YÜKSEKÖĞRETİM KURULU BAŞKANLIĞI`NA YAZILAN YAZI
YÜKSEKÖĞRETİM KURULU BAŞKANLIĞI‘NA 06539 BİLKENT-ANKARA | Ankara; 03.09.2012 Sayı: 7816 |
Anayasanın 135 inci maddesinde tanımlanan "Kamu Kurumu Niteliğindeki Meslek Kuruluşu" olan Odamız, faaliyetlerini 6235 sayılı Türk Mühendis ve Mimar Odaları Birliği Kanunu ile 24.08.2005 tarih ve 25916 sayılı Resmi Gazete‘de yayımlanarak yürürlüğe girmiş olan Türk Mühendis ve Mimar Odaları Birliği Maden Mühendisleri Odası Ana Yönetmeliği çerçevesinde yürütmektedir.
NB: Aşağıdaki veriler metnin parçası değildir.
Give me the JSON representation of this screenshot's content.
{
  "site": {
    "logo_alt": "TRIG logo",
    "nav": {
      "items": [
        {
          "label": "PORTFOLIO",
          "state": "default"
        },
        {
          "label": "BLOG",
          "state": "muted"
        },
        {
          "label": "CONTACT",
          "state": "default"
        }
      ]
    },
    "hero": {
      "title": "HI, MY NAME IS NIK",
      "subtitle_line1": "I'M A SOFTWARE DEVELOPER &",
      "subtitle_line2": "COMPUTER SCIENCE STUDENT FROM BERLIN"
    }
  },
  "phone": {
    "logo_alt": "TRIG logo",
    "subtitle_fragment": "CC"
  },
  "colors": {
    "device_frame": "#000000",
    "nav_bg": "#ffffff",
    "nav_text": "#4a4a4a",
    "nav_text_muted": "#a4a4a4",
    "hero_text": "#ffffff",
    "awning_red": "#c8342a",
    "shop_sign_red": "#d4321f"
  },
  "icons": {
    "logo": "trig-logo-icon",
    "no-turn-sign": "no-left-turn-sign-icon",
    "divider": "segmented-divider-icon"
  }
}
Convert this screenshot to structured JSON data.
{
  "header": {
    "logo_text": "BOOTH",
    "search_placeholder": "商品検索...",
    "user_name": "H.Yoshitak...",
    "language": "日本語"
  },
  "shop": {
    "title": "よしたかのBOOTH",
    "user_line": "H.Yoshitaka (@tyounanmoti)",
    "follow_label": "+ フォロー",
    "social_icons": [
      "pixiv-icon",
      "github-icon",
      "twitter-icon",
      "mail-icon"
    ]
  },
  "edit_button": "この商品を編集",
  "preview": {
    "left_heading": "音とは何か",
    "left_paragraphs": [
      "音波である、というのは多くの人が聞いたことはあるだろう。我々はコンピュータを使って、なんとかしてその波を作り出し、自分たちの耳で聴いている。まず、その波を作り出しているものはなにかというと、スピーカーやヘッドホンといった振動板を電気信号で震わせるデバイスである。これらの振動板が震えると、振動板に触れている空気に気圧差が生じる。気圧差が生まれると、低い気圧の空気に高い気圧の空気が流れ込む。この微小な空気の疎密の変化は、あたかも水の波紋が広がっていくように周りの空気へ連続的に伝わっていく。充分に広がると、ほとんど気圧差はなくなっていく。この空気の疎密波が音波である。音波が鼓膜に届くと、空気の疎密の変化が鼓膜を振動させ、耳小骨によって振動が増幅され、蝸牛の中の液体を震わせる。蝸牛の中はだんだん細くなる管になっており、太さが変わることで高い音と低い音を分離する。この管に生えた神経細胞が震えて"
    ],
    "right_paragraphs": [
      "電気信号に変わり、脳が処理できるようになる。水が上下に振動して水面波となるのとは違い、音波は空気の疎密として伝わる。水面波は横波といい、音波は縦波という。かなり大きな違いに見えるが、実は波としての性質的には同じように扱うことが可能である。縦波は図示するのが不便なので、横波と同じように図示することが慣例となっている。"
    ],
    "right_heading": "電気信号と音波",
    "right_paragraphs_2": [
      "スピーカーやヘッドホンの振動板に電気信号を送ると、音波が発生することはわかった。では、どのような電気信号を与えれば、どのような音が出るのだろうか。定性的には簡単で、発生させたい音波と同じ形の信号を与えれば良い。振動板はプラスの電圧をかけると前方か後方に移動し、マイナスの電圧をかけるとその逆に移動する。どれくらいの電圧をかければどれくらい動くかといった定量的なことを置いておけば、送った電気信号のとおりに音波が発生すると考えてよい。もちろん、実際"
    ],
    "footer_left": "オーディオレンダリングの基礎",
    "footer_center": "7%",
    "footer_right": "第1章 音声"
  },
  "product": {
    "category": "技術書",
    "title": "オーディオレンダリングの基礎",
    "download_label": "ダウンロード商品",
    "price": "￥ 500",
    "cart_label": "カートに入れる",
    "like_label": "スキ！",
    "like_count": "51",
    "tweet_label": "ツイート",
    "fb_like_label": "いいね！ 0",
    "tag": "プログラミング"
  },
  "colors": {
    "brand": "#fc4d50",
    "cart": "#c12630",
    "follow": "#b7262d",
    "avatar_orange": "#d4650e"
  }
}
İlgili mevzuat gereği maden mühendisliği mesleğinin gelişmesi, üyelerinin hak ve yetkilerinin sağlanması, meslek onurunun korunması için gerekli çalışmaları yapmak, maden mühendisliği mesleğini ve maden mühendislerini ülke içinde ve dışında temsil etmek, ülke içindeki ve dışındaki meslek kuruluşları ve diğer kuruluşlarla ilişki kurmak ve gerektiğinde etkinliklerde bulunmak, üyelerinin iş ve sosyal güvenliklerini sağlayıcı etkinlik ve girişimlerde bulunmak, Odamızın başlıca amaçları arasında bulunmaktadır.
Bilindiği üzere mühendislik; bir düşünce sistematiği ve matematik düşünme becerisi olup, bilim yoluyla elde edilmiş tüm bilgilerden akıl ve deneyim yoluyla somut sentezlere vararak insana ve insanlığa yararlı oluşumları yaratma gücü, bilimi, ekonomiyi, zamanı ve fiziksel kaynakları en iyi şekilde değerlendirip optimum çözüm arayışı içerisinde olmaktır. Mühendislik dünyasına giriş eğitim ile olmaktadır. Mühendislik alanındaki tablonun kalitesini etkileyen önemli parametrelerin biri eğitimdir. Öyle ki; formasyonu oluşturan önemli parametrelerden biri olarak kendinden sonraki süreçlerden de sorumludur.
Maden mühendisliği eğitiminde ülke ihtiyaçlarını gözeten yeterli eğitim kadrosu, eğitim öğretim ve araştırma çalışmaları için gerekli kütüphane, kitap, süreli yayın, internet erişim olanağı, laboratuarlar, derslikler, yurt, mediko-sosyal vb. altyapısı tamamlanmış, dünyadaki bilimsel ve teknolojik gelişmelere paralel hale getirilmiş kuruluşlar oluşturmak ve buralarda ülkenin gereksinim duyduğu mühendisleri ülke ve toplum yararına yetiştirmek önceliği gözetilmelidir. Laboratuar olanakları ve uygulamalarının yetersizliği; üniversite öğretim elemanları, üniversite öğrencileri ve meslek odaları gibi tüm tarafların hemfikir olduğu bir konu olmakla birlikte çözümü büyük ölçüde maddi kaynak teminine dayanmaktadır.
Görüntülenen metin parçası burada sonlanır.